Across the pond in the United Kingdom, flexibility in working schedules is now seen as a necessity for retailers that want to attract the best workers, notes Ian Lenagan, chairman and c.e.o. of WorkPlace Systems, a provider of workforce management systems in Britain. "In some European countries, the unions are quite developed, and companies' human resources policies are catered around listening to what employees want. So the issue of matching schedules with what employees prefer is becoming quite valuable. We call it the 'happiness factor.'"
That happiness factor could easily become more of an issue among U.S. employees as the workforce here becomes more nontraditional, and as younger employees put more emphasis on a life-work balance. That may be one reason that Lenagan decided to approach the U.S. market with his company's solution. "We've worked successfully with Metro, the third-largest food retailer worldwide. They've got the same challenges in terms of labor that any supermarket has. You have to get better cost savings, better utilization of your people while keeping them happy."

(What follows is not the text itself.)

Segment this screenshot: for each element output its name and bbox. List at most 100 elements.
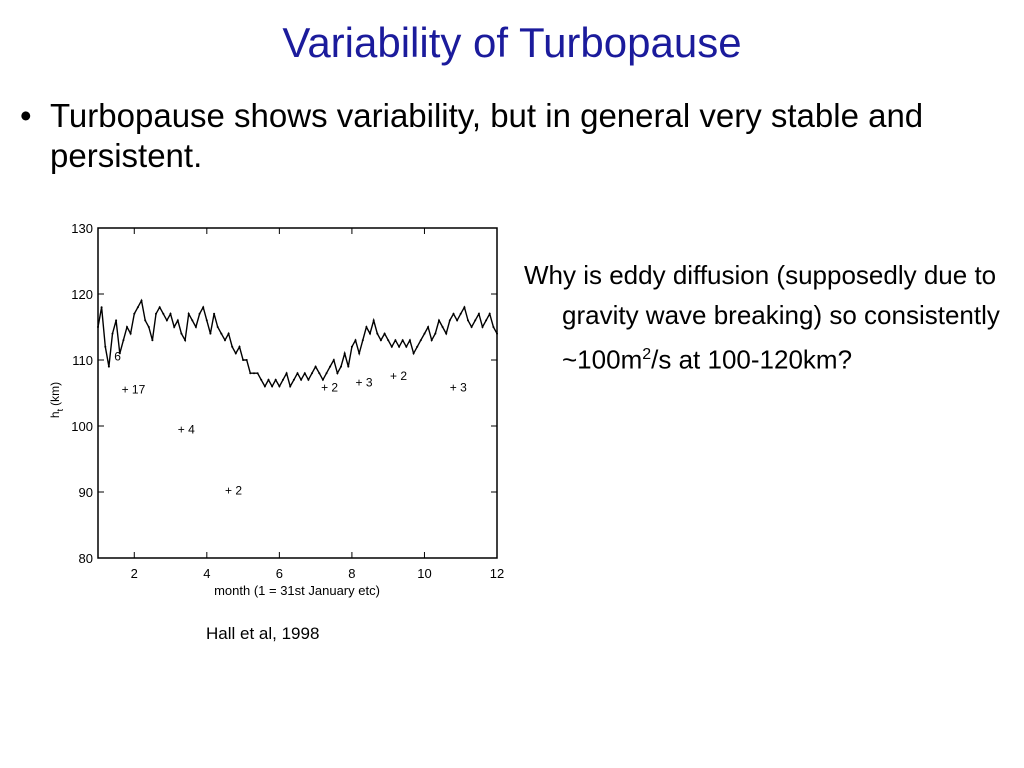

Metro tapped WorkPlace Systems to help meet its goal of providing enough cashiers on checkout 100 percent of the time. "We found that there was a significant time where the retailer didn't have the right staffing," recounts Lenagan. "Even worse, we came across situations where there were too many people working at one time." In the past six months WorkPlace's systems have helped Metro achieve its goal of the "one-plus-one philosophy," which means that there will be no more than one customer ahead of another customer in line at any time, he notes.
Perhaps the most powerful capability that technology affords supermarket operators is analysis. "The industry has spent lots of money over the last few decades on transaction systems like POS systems, computer-assisted ordering, pharmacy, and pricing," notes Haworth. "The key now is to take the data generated from those transaction systems and run better stores."
He sums it up in even simpler terms: "Most any retailer can tell you down to the penny how much they spend on labor. The key is, do they know how much labor it takes to run their stores?"
In the future, technology might even be used to help supermarkets with another looming industry challenge: succession planning. "We're looking to address how to link good hiring decisions with the business impact even more as we go forward," notes Unicru's Earl. "Succession planning could be the next big step."
Meanwhile, down in Salisbury, it seems that Food Lion has already caught on to the potential. "One thing we're doing now is using our technology systems to see which employees are getting ready to graduate and who's going to college," notes Johnson. "Once you have that data, you understand better who your future talent is."